German ‘investors’ in so-called ‘community wind farms’ are licking their wounds, as their operators rack up cumulative losses in the tens of €millions.

Lured By “Unrealistic Promises” Of Profit, German Communities Wind Up With “Financial Disasters” And Damaged Environments
NoTricksZone
Pierre Gosselin
1 January 2016

The FDP Free Democrat party in the state of Hesse (central Germany) writes in a press release how local utilities and communities are suing wind park development company JUWI, accusing it of “making unrealistic promises” regarding wind energy projects, and calls them “highly speculative business with enormous risks for public budgets“.

Over the years German local utilities and communities have invested tens of millions of euros in local wind parks with the hopes of seeing a ruddy return on investment and making a noble contribution to climate protection at the same time. That dream, it is turning out, has shattered.

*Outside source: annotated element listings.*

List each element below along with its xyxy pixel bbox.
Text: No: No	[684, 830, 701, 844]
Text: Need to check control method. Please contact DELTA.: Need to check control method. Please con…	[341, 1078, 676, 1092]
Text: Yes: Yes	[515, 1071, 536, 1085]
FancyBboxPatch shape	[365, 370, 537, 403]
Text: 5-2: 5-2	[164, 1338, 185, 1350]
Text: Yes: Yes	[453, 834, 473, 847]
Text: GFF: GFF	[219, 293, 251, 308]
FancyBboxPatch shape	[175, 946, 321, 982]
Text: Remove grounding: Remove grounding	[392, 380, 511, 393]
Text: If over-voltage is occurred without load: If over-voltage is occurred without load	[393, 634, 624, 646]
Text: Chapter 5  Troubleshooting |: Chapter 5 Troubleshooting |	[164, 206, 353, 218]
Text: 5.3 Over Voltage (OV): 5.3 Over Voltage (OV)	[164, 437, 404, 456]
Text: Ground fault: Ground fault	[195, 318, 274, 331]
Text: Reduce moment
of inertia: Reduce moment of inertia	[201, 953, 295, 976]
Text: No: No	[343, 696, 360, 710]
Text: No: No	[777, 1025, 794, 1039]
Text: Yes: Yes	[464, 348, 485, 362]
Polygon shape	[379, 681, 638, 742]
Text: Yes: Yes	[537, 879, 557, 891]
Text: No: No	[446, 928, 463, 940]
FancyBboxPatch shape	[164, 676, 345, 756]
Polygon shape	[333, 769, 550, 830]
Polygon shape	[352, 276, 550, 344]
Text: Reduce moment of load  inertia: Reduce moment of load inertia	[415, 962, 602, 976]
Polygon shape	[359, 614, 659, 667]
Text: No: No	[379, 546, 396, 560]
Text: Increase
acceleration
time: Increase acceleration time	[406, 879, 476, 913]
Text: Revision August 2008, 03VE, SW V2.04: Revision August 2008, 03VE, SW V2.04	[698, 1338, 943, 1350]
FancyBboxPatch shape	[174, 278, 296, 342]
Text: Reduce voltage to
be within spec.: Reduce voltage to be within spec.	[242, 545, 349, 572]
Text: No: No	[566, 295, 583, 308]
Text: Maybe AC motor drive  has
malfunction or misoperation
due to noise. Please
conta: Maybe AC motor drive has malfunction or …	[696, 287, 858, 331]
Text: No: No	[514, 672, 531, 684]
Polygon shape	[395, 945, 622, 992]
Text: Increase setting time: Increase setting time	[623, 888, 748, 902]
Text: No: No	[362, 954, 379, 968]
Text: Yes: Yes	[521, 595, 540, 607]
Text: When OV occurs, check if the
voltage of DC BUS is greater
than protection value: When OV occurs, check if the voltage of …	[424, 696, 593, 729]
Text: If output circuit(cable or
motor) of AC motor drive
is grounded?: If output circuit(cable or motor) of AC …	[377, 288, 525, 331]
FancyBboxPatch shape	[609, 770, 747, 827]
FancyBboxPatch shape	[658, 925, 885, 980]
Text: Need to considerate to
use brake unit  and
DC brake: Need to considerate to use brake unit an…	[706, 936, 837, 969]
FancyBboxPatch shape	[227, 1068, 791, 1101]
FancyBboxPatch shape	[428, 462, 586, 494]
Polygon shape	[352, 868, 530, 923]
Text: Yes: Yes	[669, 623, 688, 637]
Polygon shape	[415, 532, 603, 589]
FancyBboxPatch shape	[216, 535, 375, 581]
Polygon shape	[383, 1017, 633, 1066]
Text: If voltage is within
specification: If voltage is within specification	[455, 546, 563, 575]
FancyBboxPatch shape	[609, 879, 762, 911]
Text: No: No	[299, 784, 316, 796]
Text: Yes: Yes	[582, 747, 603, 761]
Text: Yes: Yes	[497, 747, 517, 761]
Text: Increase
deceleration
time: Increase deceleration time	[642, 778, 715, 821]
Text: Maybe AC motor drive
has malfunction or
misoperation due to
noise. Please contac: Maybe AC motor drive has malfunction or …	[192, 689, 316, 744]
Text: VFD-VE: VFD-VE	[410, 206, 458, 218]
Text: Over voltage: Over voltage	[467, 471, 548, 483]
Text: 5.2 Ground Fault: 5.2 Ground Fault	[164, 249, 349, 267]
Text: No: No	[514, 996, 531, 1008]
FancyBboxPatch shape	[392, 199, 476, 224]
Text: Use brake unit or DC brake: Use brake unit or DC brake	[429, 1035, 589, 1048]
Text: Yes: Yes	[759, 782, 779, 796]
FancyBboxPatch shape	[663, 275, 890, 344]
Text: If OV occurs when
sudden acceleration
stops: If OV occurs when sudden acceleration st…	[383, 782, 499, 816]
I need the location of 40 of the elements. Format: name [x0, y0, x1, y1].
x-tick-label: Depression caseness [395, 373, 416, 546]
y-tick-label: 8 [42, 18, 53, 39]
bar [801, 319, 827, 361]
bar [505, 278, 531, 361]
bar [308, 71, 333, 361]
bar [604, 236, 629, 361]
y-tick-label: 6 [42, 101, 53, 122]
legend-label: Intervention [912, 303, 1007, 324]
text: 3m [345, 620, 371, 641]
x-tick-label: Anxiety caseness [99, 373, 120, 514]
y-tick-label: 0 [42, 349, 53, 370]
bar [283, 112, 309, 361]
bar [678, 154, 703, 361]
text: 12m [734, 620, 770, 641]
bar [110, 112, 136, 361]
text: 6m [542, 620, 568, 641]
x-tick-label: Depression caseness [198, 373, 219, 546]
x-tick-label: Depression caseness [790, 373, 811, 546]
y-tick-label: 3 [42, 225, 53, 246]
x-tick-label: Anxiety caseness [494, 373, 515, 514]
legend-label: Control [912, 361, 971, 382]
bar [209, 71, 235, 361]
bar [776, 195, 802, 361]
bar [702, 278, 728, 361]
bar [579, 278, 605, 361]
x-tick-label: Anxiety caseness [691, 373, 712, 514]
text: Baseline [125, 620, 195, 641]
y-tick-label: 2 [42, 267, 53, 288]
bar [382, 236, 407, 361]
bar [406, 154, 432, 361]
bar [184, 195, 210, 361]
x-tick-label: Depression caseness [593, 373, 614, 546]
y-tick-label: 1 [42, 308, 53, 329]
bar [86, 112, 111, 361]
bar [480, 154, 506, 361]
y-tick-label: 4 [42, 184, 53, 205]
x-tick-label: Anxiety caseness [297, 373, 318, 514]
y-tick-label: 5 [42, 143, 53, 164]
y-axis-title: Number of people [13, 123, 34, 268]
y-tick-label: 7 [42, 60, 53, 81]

The FDP press release in English:

Millions in losses with wind power projects

WIESBADEN – Once again wind projects are producing negative headlines. In the spotlight is “wind energy pioneer” JUWI, which is one of the largest project developers in Hesse. With the Pfalz City Utility and the City Utility of Mainz, two large community electric utilities are suing currently JUWI because the wind prognoses made never materialized, and thus the returns fell way below the planned budget. Instead of posting profits after more than ten years in operation, community company “Pfalzwind GmbH“ has seen double-digit millions in losses. Pfalzwind operates more than 60 turbines.

‘We see the same result in Hesse as well. Everywhere communities, utilities and energy co-ops were lured by large profits, but in the end most wound up with losses that the citizens will have to cope with. Not only are they stuck with damage to the environment and the landscape, but now they also have a financial disaster to cope with,’ says René Rock, energy policy speaker of the FDP faction in the Hesse state parliament.

Rock adds:

‘The lawsuits by the community utilities once again show that promises made by the wind industry are unrealistic. And due to the falling feed-in rates, the economic prospects are worsening in addition. Also large utilities in Hesse, such as Mainova AG in Frankfurt, are losing money with their stakes in wind parks.

Currently alone in Hesse some 470 wind turbines are in the permitting process. Instead of blindly trusting the promises made by project developers, planned wind power projects involving investment by communities should be halted based on economic sense. In truth wind parks are highly speculative businesses with enormous risks for public budgets.’”

And never mind the industrial blight and environmental destruction they are causing to Germany’s once idyllic landscape, and the threat to human health and wildlife.